Article 24 : Si un citoyen, une personne morale ou une autre organisation ne s'acquitte pas de ses obligations telles que stipulées dans l'accord administratif, ou ne s'acquitte pas de ses obligations après y avoir été invité, l'organisme administratif peut prendre une décision écrite lui enjoignant d'exécuter l'accord. Après avoir reçu une décision écrite, un citoyen, une personne morale ou une autre organisation ne demande pas de réexamen ou n'engage pas de procédure administrative dans le délai légal et ne parvient toujours pas à exécuter l'accord. Si le contenu de l'accord est exécutoire, l'organisme administratif peut demander au tribunal l'exécution forcée.
Il s’agit d’une procédure d’exécution non contentieuse de l’organisme administratif. Après la signature de l'accord, si la contrepartie administrative ne remplit pas ses obligations, l'organisme administratif ne dépose pas de plainte devant le tribunal. L'organisme administratif ne pouvant être demandeur, il peut adresser un rappel à la contrepartie et engager la procédure d'exécution non contentieuse. Si la contrepartie administrative ne parvient pas à s'acquitter de ses fonctions, l'organisme administratif prend une décision écrite. Si, après avoir pris une décision écrite, la contrepartie administrative ne reconsidère pas, ne poursuit pas ou n'exécute pas, l'organisme administratif peut demander au tribunal l'exécution forcée.
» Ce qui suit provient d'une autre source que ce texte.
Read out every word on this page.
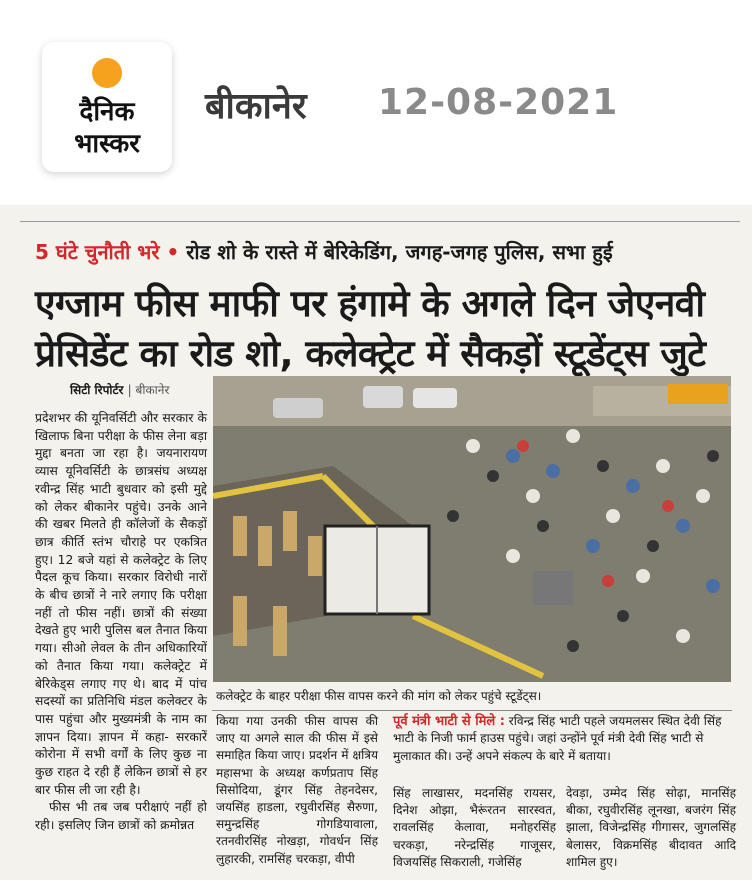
दैनिक
भास्कर
बीकानेर 12-08-2021
5 घंटे चुनौती भरे • रोड शो के रास्ते में बेरिकेडिंग, जगह-जगह पुलिस, सभा हुई
एग्जाम फीस माफी पर हंगामे के अगले दिन जेएनवी
प्रेसिडेंट का रोड शो, कलेक्ट्रेट में सैकड़ों स्टूडेंट्स जुटे
सिटी रिपोर्टर | बीकानेर

प्रदेशभर की यूनिवर्सिटी और सरकार के खिलाफ बिना परीक्षा के फीस लेना बड़ा मुद्दा बनता जा रहा है। जयनारायण व्यास यूनिवर्सिटी के छात्रसंघ अध्यक्ष रवीन्द्र सिंह भाटी बुधवार को इसी मुद्दे को लेकर बीकानेर पहुंचे। उनके आने की खबर मिलते ही कॉलेजों के सैकड़ों छात्र कीर्ति स्तंभ चौराहे पर एकत्रित हुए। 12 बजे यहां से कलेक्ट्रेट के लिए पैदल कूच किया। सरकार विरोधी नारों के बीच छात्रों ने नारे लगाए कि परीक्षा नहीं तो फीस नहीं। छात्रों की संख्या देखते हुए भारी पुलिस बल तैनात किया गया। सीओ लेवल के तीन अधिकारियों को तैनात किया गया। कलेक्ट्रेट में बेरिकेड्स लगाए गए थे। बाद में पांच सदस्यों का प्रतिनिधि मंडल कलेक्टर के पास पहुंचा और मुख्यमंत्री के नाम का ज्ञापन दिया। ज्ञापन में कहा- सरकारें कोरोना में सभी वर्गों के लिए कुछ ना कुछ राहत दे रही हैं लेकिन छात्रों से हर बार फीस ली जा रही है।

फीस भी तब जब परीक्षाएं नहीं हो रही। इसलिए जिन छात्रों को क्रमोन्नत

कलेक्ट्रेट के बाहर परीक्षा फीस वापस करने की मांग को लेकर पहुंचे स्टूडेंट्स।

किया गया उनकी फीस वापस की जाए या अगले साल की फीस में इसे समाहित किया जाए। प्रदर्शन में क्षत्रिय महासभा के अध्यक्ष कर्णप्रताप सिंह सिसोदिया, डूंगर सिंह तेहनदेसर, जयसिंह हाडला, रघुवीरसिंह सैरुणा, समुन्द्रसिंह गोगडियावाला, रतनवीरसिंह नोखड़ा, गोवर्धन सिंह लुहारकी, रामसिंह चरकड़ा, वीपी

पूर्व मंत्री भाटी से मिले : रविन्द्र सिंह भाटी पहले जयमलसर स्थित देवी सिंह भाटी के निजी फार्म हाउस पहुंचे। जहां उन्होंने पूर्व मंत्री देवी सिंह भाटी से मुलाकात की। उन्हें अपने संकल्प के बारे में बताया।

सिंह लाखासर, मदनसिंह रायसर, दिनेश ओझा, भैरूंरतन सारस्वत, रावलसिंह केलावा, मनोहरसिंह चरकड़ा, नरेन्द्रसिंह गाजूसर, विजयसिंह सिकराली, गजेसिंह

देवड़ा, उम्मेद सिंह सोढ़ा, मानसिंह बीका, रघुवीरसिंह लूनखा, बजरंग सिंह झाला, विजेन्द्रसिंह गीगासर, जुगलसिंह बेलासर, विक्रमसिंह बीदावत आदि शामिल हुए।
La loi stipule que si un citoyen, une personne morale ou une autre organisation ayant le pouvoir de superviser l'exécution d'un accord administratif ne s'acquitte pas de ses obligations comme convenu et ne s'acquitte pas de ses obligations après y avoir été invité, l'organisme administratif peut prendre une décision conformément à la loi. Si un citoyen, une personne morale ou une autre organisation ne demande pas de réexamen administratif ou n'engage pas une action en justice administrative dans le délai légal après avoir reçu la décision et que l'accord est exécutoire, l'organisme administratif peut demander l'exécution forcée au Tribunal populaire. Cet article stipule que les agences administratives ont le pouvoir de superviser la mise en œuvre des accords et prévoit des procédures spécifiques pour leur application hors contentieux.
Les avocats sont également divisés en spécialités. De nombreux avocats ne s'occupent que des litiges pénaux et ne s'occupent pas des affaires civiles et administratives. De nombreux avocats ne s'occupent que du civil ou uniquement du financement, ne s'occupent que des dossiers de cotation, etc. Ying Ting est spécialisé dans le traitement des litiges entre le gouvernement et les entreprises, y compris les litiges concernant l'expropriation, la promotion des investissements et la coopération, certains litiges liés aux accords administratifs, y compris certains litiges causés par des fermetures. Si un propriétaire d’entreprise est confronté à un tel litige, il doit d’abord consulter une équipe juridique professionnelle. Les avocats formuleront des plans de protection des droits basés sur différents cas, car chaque cas est différent et la situation spécifique nécessite une analyse spécifique.
Les connaissances juridiques contenues dans cet article ne représentent pas des conseils juridiques. Si vous rencontrez des problèmes similaires, vous devez les analyser en détail.